L’assalto di Marineford
A partire dal menù introduttivo si percepisce lo zampino di Spike, la nuova software house incaricata dello sviluppo: One Piece: Burning Blood presenta un numero elevatissimo di modalità e contenuti pronti a soddisfare qualsiasi palato, dal meno esigente al più hardcore. La prima a presentarsi sotto i nostri occhi è chiamata Guerra Suprema, un nome altisonante per definire la più classica modalità avventura, nella quale i giocatori potranno vestire i panni di Rufy, Barbabianca, Akainu e Ace durante la leggendaria battaglia di Marineford, punto di svolta per la saga e perno centrale da cui in seguito si scatenano numerosi eventi; tra cui la Guerra della Vendetta intrapresa dalla ciurma contro i pirati di Barbanera. Il fascino di questo evento pare colto in maniera parziale a causa di un racconto forzatamente frammentato: le gesta di ogni singolo personaggio sono infatti rappresentate da un diagramma ad albero disegnato sulla mappa di Marineford, il quale non permette una narrazione fluida e efficace a causa della sua intrinseca natura.

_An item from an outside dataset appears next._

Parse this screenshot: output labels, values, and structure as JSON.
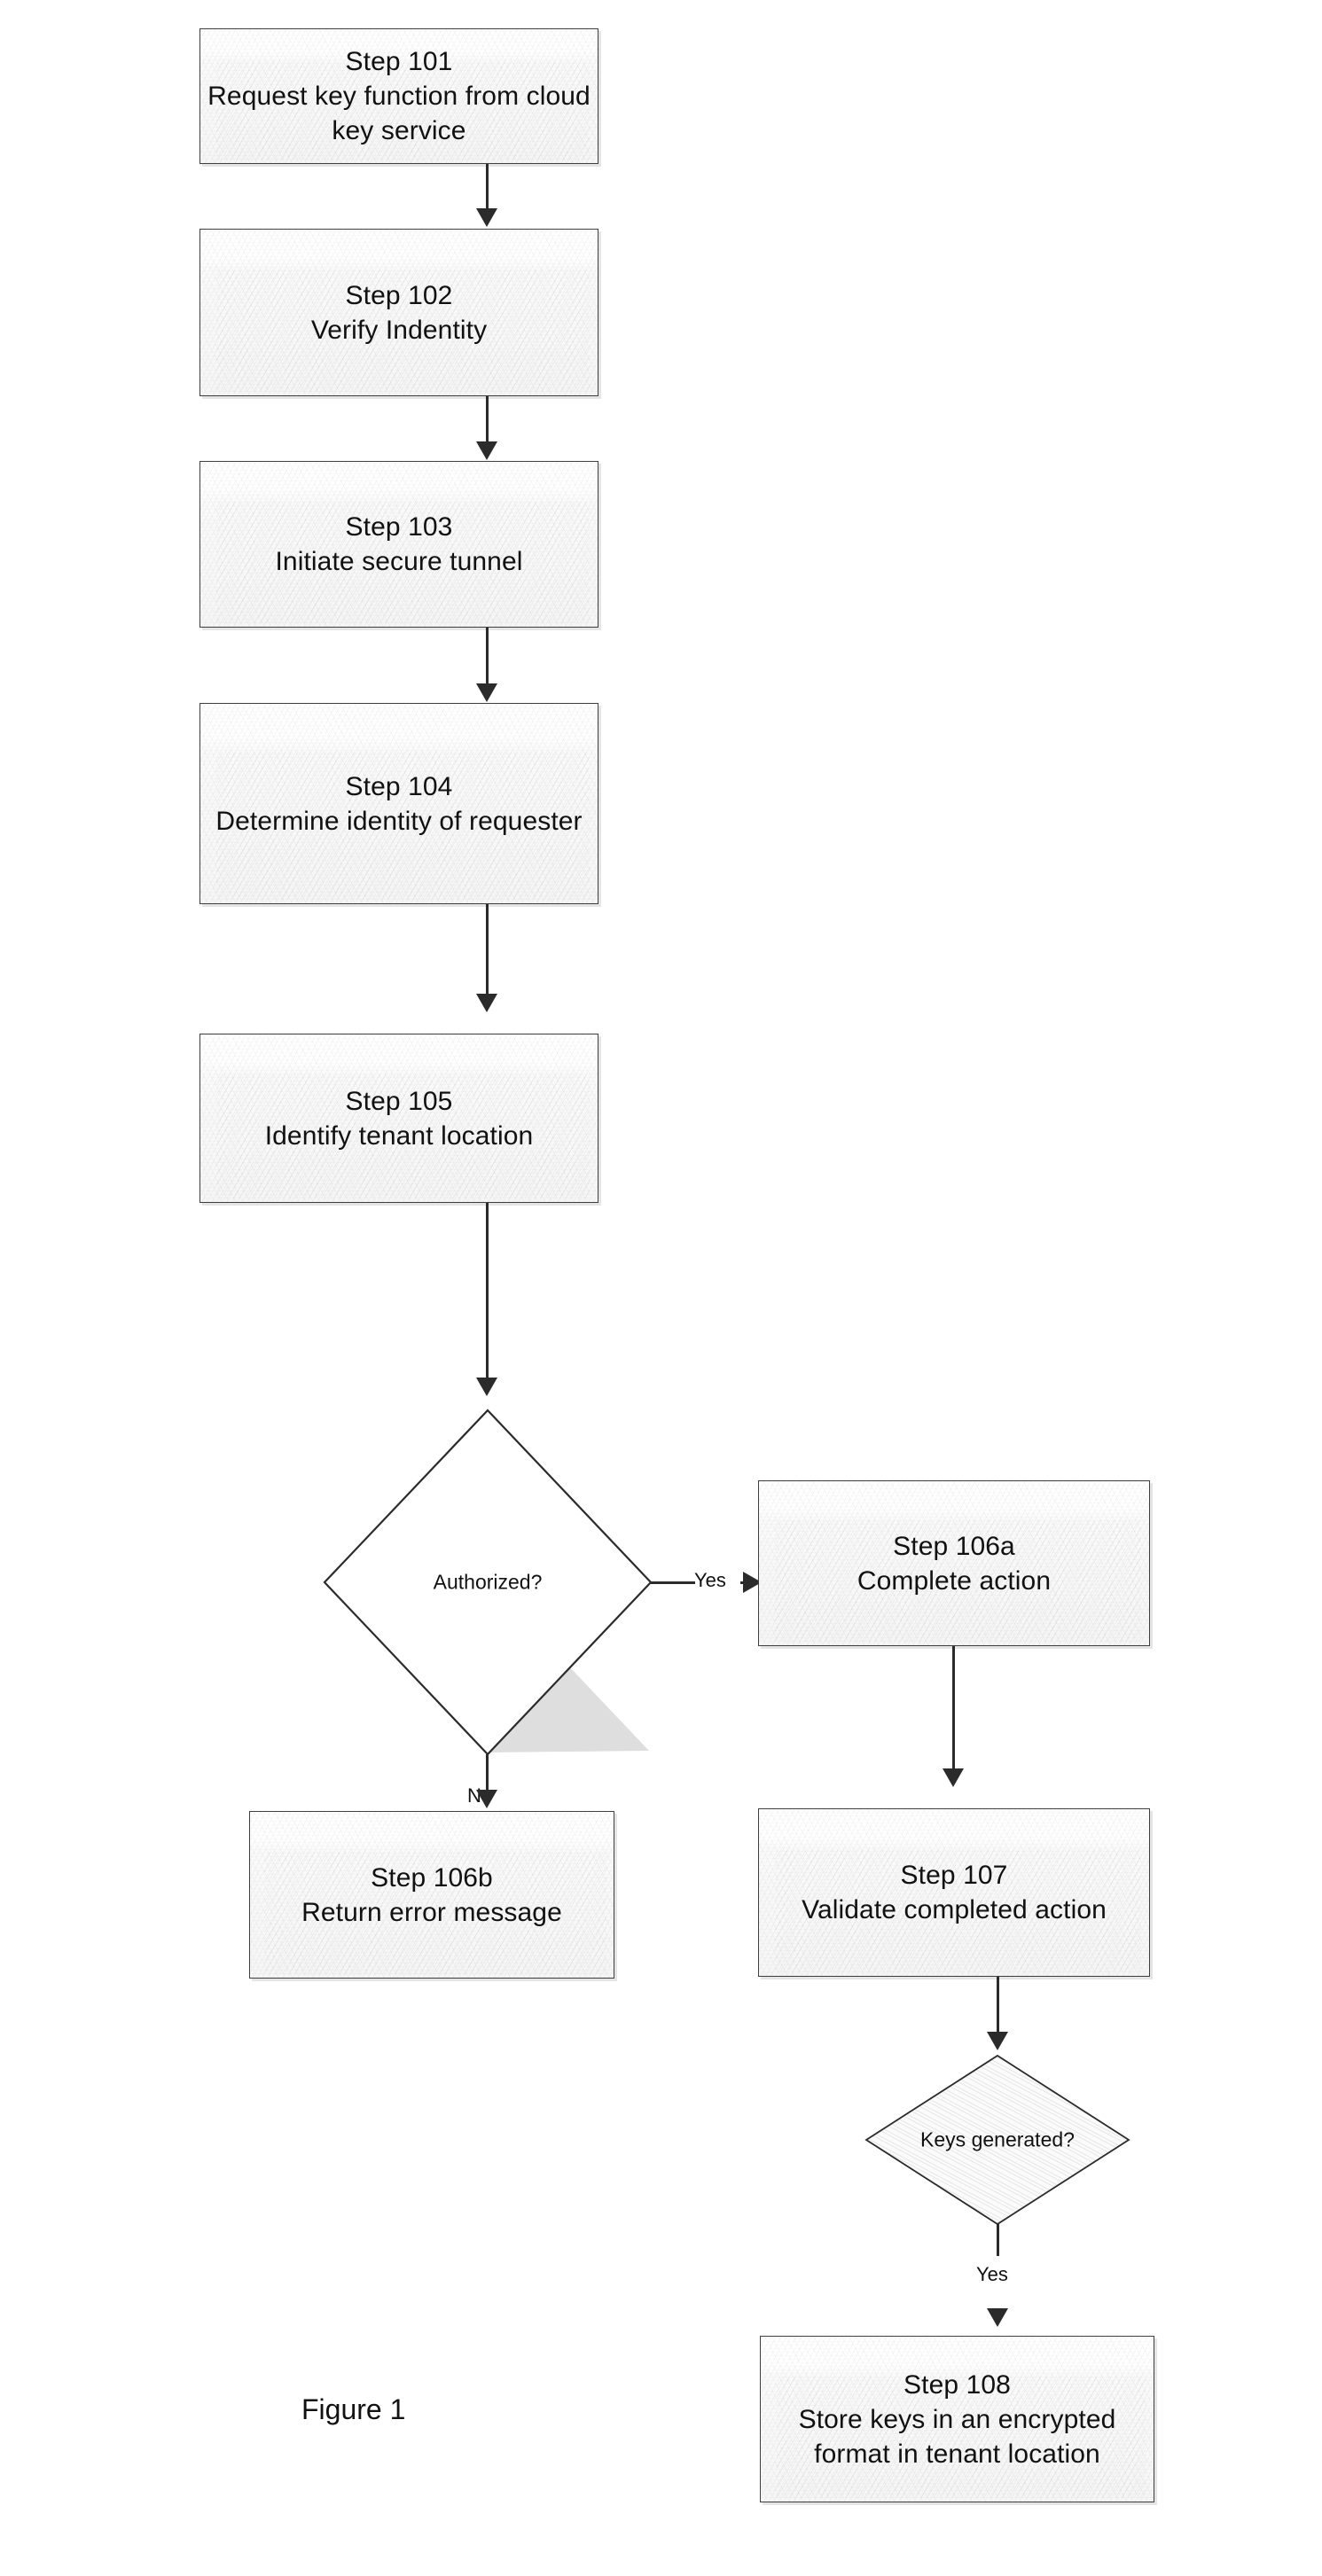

Esso collega infatti arene diverse inframmezzate da cut-scene d’intermezzo ben realizzate, ma che purtroppo non riescono a mantenere un ritmo alto e presto divengono solamente un piacevole momento d’attesa prima dello scontro successivo. Durante la prova abbiamo avuto il tempo necessario per vivere quasi fino all’epilogo le avventure di Rufy, saltando qualche battaglia qua e là: la durata media di ogni singola campagna pare assestarsi intorno alle due/tre ore, considerando anche alcuni scontri extra facoltativi giocabili durante l’avventura dei singoli personaggi. Ciò che ci ha piacevolmente colpito è il progressivo aumento di difficoltà, che rende le partite sempre interessanti e dall’esito mai scontato, sopratutto nelle battute finali dove la ciurma combatte contro le proprie nemesi.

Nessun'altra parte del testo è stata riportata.